What’s more, there is persuasive evidence to show that depression in patients who have experienced an acute coronary syndrome is associated with increased mortality. Dr. Carney cited a recent meta-analysis covering the last 25 years of research on depression and heart disease, which concluded that post-MI depression was independently associated with a 2.7-fold increased likelihood of cardiac mortality and a 1.6-fold increase in cardiac morbidity (Gen. Hosp. Psychiatry 2011;33:203-16).
Although several randomized trials have demonstrated that exercise can reduce depression in CHD patients, there is as yet no randomized trial evidence demonstrating that treating depression actually improves survival in patients with heart disease.
Dr. Carney calls this "the Holy Grail of behavioral psychology." He believes this goal has proved elusive to date because depression is often a remitting and relapsing disorder, and the standard antidepressant therapies, whether pharmacologic or psychotherapies, are "fairly modest" in their effects. The randomized trial data suggest exercise training is in the same efficacy ballpark.
"Exercise appears to be doing about as well as antidepressant drugs or some of the psychotherapies, but it’s not doing a whole lot better," Dr. Carney asserted. "It seems clear to me that monotherapy for depression is often insufficient, both in psychiatric patients and in CHD."
There is, however, some intriguing evidence to suggest that exercise training might be particularly effective in patients whose depression doesn’t respond to traditional antidepressant therapies, the psychologist said. For example, Scottish investigators took 86 primary care patients with major depressive disorder unresponsive to at least 6 weeks of an adequately dosed antidepressant drug and randomized them to a combined endurance and weight-training exercise program or a group health education control group. The two groups met twice weekly for 10 weeks, at which point at least a 30% improvement in HAM-D scores had occurred in 55% of the exercise group and in 33% of controls (Br. J. Psychiatry 2002;180:411-5).
For this reason, Dr. Carney proposed that the next large, multicenter, NIH-sponsored clinical trial testing the hypothesis that treating depression in CHD patients improves survival should include an exercise training arm. But not exercise as monotherapy; instead, exercise should be employed as part of a combination treatment or augmentation strategy, or perhaps in a sequential stepped-care regimen for initial nonresponders.
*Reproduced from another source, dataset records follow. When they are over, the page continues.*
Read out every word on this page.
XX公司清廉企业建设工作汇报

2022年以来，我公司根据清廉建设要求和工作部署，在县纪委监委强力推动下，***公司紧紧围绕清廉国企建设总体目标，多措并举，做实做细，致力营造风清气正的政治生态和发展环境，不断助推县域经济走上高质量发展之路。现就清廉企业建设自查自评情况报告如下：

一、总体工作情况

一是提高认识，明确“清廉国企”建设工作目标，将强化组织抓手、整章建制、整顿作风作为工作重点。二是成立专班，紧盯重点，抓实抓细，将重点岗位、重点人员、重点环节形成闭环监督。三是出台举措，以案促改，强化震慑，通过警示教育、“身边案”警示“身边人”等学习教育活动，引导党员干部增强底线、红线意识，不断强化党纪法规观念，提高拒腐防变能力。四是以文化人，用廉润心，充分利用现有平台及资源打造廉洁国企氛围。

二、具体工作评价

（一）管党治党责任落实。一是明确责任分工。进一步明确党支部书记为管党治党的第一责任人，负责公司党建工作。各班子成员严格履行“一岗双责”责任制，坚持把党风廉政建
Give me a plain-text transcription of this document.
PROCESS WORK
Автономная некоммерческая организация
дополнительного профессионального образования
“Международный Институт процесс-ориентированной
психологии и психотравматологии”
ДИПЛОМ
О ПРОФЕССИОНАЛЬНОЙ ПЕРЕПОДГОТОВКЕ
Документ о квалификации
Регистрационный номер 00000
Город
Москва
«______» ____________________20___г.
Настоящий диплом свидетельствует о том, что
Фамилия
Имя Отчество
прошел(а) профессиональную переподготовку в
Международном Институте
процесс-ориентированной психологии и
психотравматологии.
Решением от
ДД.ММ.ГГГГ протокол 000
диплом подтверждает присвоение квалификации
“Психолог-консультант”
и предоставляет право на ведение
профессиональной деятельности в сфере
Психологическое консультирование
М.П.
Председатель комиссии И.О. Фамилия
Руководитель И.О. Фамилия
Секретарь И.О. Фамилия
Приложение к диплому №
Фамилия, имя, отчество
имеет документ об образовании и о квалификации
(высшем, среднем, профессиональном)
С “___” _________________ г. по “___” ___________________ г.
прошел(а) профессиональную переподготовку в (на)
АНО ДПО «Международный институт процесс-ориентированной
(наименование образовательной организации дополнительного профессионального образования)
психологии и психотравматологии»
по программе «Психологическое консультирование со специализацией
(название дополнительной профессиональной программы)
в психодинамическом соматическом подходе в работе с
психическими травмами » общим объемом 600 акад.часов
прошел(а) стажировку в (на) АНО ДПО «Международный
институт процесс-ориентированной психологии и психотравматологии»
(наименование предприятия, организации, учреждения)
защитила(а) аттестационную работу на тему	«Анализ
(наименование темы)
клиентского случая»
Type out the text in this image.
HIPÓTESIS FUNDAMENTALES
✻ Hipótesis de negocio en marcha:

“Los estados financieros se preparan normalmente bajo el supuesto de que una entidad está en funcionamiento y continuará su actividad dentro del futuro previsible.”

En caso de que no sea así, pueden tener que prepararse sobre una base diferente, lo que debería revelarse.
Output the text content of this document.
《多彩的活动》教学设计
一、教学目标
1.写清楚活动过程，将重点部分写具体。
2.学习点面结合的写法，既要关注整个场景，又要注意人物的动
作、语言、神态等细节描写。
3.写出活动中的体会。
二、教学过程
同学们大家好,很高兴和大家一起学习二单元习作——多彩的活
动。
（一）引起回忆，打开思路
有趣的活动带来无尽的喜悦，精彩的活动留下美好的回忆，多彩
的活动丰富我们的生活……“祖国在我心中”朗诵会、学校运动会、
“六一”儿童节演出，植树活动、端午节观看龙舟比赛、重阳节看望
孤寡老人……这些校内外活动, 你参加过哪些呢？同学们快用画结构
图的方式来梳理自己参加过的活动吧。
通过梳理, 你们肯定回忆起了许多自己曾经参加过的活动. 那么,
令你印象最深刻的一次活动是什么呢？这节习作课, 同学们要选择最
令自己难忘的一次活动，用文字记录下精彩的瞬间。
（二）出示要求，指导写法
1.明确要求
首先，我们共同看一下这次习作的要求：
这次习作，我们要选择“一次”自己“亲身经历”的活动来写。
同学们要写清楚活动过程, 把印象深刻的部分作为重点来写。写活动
The approach he advocates is modeled on the stepped-care approach that proved highly effective in the landmark randomized, multicenter Sequential Treatment Alternatives to Relieve Depression (STAR*D) trial. In step 1 of STAR*D, the remission rate with antidepressant monotherapy was 33%; in step 2, with the addition of a second antidepressant or a switch to a different one, the cumulative remission rate climbed to 53% (Am. J. Psychiatry 2006;163:1905-17).
Exercise training as part of combination antidepressant therapy in patients with CHD is attractive for several reasons. Not only may it be more effective than monotherapy, but it confers numerous cardiovascular and general health benefits. And it avoids drug-drug interactions.
"I think that’s a really important consideration in cardiac patients, who often are on 8, 10, 12 different drugs. And SSRIs in particular seem to interact with other drugs," Dr. Carney said.
Dr. Lavie and Dr. Carney reported having no financial conflicts.